Government new clause 14 relates to the Greater London Authority’s powers to incur expenditure on transport elements of housing and regeneration projects. This matter was raised in Committee by my hon. Friend the Member for Stratford-on-Avon (Nadhim Zahawi), and I promised him that I would look urgently at the legislative options available to address this important issue. We have concluded that it is necessary to make a minor change to the Greater London Authority Act 1999 and have therefore proposed the new clause.
The new clause removes a prohibition in section 31 of the Greater London Authority Act preventing the GLA from incurring expenditure on anything that may be done by its functional body, Transport for London, if it relates to housing and regeneration. We are making this change to the 1999 Act because the GLA has said that, because TfL’s powers are wide-ranging, they preclude the GLA from incurring expenditure on anything transport related. This includes expenditure on transport elements of projects to deliver housing, jobs and growth in London, which the GLA has been responsible for since 1 April 2012, when it took on the roles, land and contracts of the former London Development Agency and the Homes and Communities Agency in London.

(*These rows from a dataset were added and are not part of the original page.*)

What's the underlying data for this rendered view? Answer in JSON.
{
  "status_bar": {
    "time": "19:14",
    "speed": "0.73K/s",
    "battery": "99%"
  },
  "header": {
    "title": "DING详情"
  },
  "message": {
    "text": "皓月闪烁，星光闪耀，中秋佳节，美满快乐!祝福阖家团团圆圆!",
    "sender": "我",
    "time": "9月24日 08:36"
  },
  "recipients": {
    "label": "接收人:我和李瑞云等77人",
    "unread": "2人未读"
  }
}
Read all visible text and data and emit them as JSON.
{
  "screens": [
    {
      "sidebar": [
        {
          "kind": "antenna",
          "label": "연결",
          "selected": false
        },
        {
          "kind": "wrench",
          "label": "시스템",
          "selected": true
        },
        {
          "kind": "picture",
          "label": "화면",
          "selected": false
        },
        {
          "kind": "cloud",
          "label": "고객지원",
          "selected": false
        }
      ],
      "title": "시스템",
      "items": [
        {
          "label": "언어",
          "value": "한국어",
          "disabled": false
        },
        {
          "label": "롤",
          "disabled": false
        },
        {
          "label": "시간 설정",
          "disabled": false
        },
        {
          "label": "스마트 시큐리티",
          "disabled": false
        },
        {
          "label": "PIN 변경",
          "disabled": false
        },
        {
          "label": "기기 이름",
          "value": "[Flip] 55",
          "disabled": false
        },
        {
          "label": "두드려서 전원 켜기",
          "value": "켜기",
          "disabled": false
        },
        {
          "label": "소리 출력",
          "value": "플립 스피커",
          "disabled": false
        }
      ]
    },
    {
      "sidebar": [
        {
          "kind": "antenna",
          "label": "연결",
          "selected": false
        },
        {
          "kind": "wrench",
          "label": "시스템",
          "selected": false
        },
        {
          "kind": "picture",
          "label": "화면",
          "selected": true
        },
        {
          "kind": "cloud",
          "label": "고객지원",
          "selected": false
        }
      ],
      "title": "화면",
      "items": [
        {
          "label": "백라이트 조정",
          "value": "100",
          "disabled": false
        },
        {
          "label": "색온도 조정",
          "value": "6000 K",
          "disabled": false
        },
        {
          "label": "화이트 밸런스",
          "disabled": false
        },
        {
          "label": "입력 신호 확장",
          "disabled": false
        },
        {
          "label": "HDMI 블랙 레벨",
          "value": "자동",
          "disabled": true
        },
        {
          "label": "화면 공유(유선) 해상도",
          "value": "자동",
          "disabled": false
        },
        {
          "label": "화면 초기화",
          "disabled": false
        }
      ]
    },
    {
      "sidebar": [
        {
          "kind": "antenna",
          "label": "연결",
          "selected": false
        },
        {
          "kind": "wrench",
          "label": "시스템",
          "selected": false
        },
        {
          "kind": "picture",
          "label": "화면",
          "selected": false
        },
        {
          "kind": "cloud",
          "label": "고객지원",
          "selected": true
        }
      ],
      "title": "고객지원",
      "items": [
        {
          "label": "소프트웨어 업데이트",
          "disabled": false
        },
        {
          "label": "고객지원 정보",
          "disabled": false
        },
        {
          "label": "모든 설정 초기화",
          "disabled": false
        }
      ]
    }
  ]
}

The new clause will apply in relation to expenditure incurred by the GLA before, as well as after, the coming into force of the new clause, because it was clearly the intention of Parliament that the GLA should have powers equivalent to those of the LDA and HCA following the Localism Act 2011. Making this change to the 1999 Act is therefore essential to ensure that the GLA can deliver new homes and jobs for London.
Government amendment 95 provides for new clause 14 to extend to England and Wales only, and Government amendment 102 provides for the amendment to the 1999 Act to come into force on the day the Act is passed. Government amendment 85 relates to clause 29 and will ensure that future purchasers of land owned by the HCA, GLA and mayoral development corporations can develop and use land without being affected by easements and other rights and restrictions. Clause 29 will bring the position of purchasers of land from the HCA, GLA and MDCs into line with those currently enjoyed by purchasers from local authorities and other public bodies involved in regeneration and development.